‘Good morning, America!’ A voz do Kremlin chega a Washington
Putin montou um incrível aparato de propaganda no exterior para meter a colher na política interna alheia — e, de quebra, posar de poderoso em casa
Good morning, America! Assim mesmo, em inglês, iniciou-se a primeira transmissão de uma emissora de rádio russa instalada bem na capital dos Estados Unidos. A quatro quarteirões da Casa Branca, a Sputnik transmite 24 horas diárias de programação desde julho passado. Entrevistas, reportagens e comentários são dirigidos ao público de Washington D.C. e de algumas áreas do Estado de Virgínia. Criada e financiada pelo governo de Vladimir Putin, a emissora é uma máquina de propaganda estatal coordenada do Kremlin. “A regra é fazer os Estados Unidos parecer idiotas e idolatrar as realizações da Rússia”, disse um ex-funcionário a VEJA. Quem sintoniza o dial de seus aparelhos na frequência 105,5 escuta o que seus diretores definem como um cardápio alternativo de notícias. O patrão, Putin, é a estrela. Seus atos são exaltados no mais clássico estilo soviético.
Na semana passada, o noticiário destacou a ação do Kremlin para encontrar uma solução pacífica para a questão nuclear da Coreia do Norte, um dos maiores desafios do governo de Donald Trump. Os aliados sempre são mencionados com complacência, e as questões de Cuba e do Irã são tratadas com críticas às intervenções americanas. “Eles fazem pura propaganda.
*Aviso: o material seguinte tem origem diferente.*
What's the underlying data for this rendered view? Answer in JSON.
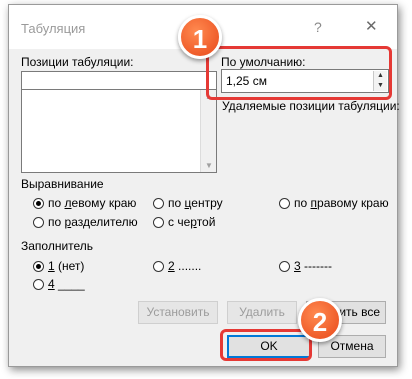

A intenção é causar danos à política americana, criando tensões sociopolíticas entre grupos rivais e sujando a reputação dos Estados Unidos no exterior”, diz o historiador Stephen Blank, de Washington. Nada, a rigor, que o próprio governo americano já não tenha feito também.
A diferença substancial, agora, está na tentativa russa de ditar os rumos dos acontecimentos, espalhando rumores e manipulando as redes sociais. Suspeita-se que nos últimos dezessete meses os russos interferiram em pelo menos quatro importantes pleitos ao redor do mundo: o referendo do Brexit na Inglaterra, em junho de 2016; as eleições presidenciais nos Estados Unidos, em novembro do ano passado; as da França, em maio deste ano; e o plebiscito sobre a separação da Catalunha, em outubro. Metade dos perfis falsos criados nas redes sociais para favorecer os independentistas de Barcelona era de russos. Em todas essas incursões, os agentes de Putin disseminaram notícias falsas ou distorcidas para defender o desfecho que interessava ao Kremlin ou simplesmente para lançar dúvidas sobre a democracia ocidental.